Preservation efforts began in the 1960s to save the crumbling Furnace. At the spearhead of this effort was Jack Graham, a local architect and historian. He, along with many others, got the Worcester County Historical Society to recognize the importance of saving this early American industrial structure. By the late 1970s, it was decided to open the site for tours and create a museum. The first structure moved to site was an old Episcapalian Church from Pocomoke City, MD. The building was remaned the Frank R. Jones Museum after the man who sponsored the move and helped create the museum. During the 1980s more buildings were moved to the site to recreate the village that originally stood here in the 1840s. By the early 1990s plans were made to build a new Visitor's Center to accomodate the growing number of visitors and events. Attention was then turned once again to the furnace and a new charging ramp was completed in the late 1990s to the top of the furnace allowing people to gain a better sense of what the furnace looked like before it was abandoned. The 2000s have brought even more improvements and expansions including a pavilion for picnicking and events. Furnace Town is ever growing and looks forward to a bright future.
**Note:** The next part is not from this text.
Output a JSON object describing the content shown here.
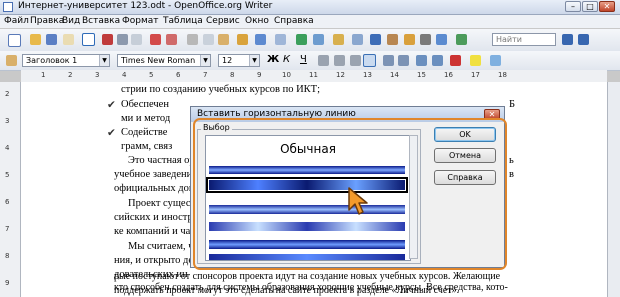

Funds for restoration and interpretaion of the 19th centure village are realized from grants, donations, admissions, and Foundation memberships.
Jack Graham was named the Honorary Mayor of Furnace Town because of his efforts to save and preserve the Nassawango Iron Furnace. In 1991, he helped the furnace to be named as a National Historical Mechanical Engineering Landmark. Jack has collected information and historical records pertaining to the history of the furnace. His perserverance and contributions have proved invaluable to Furnace Town Foundation.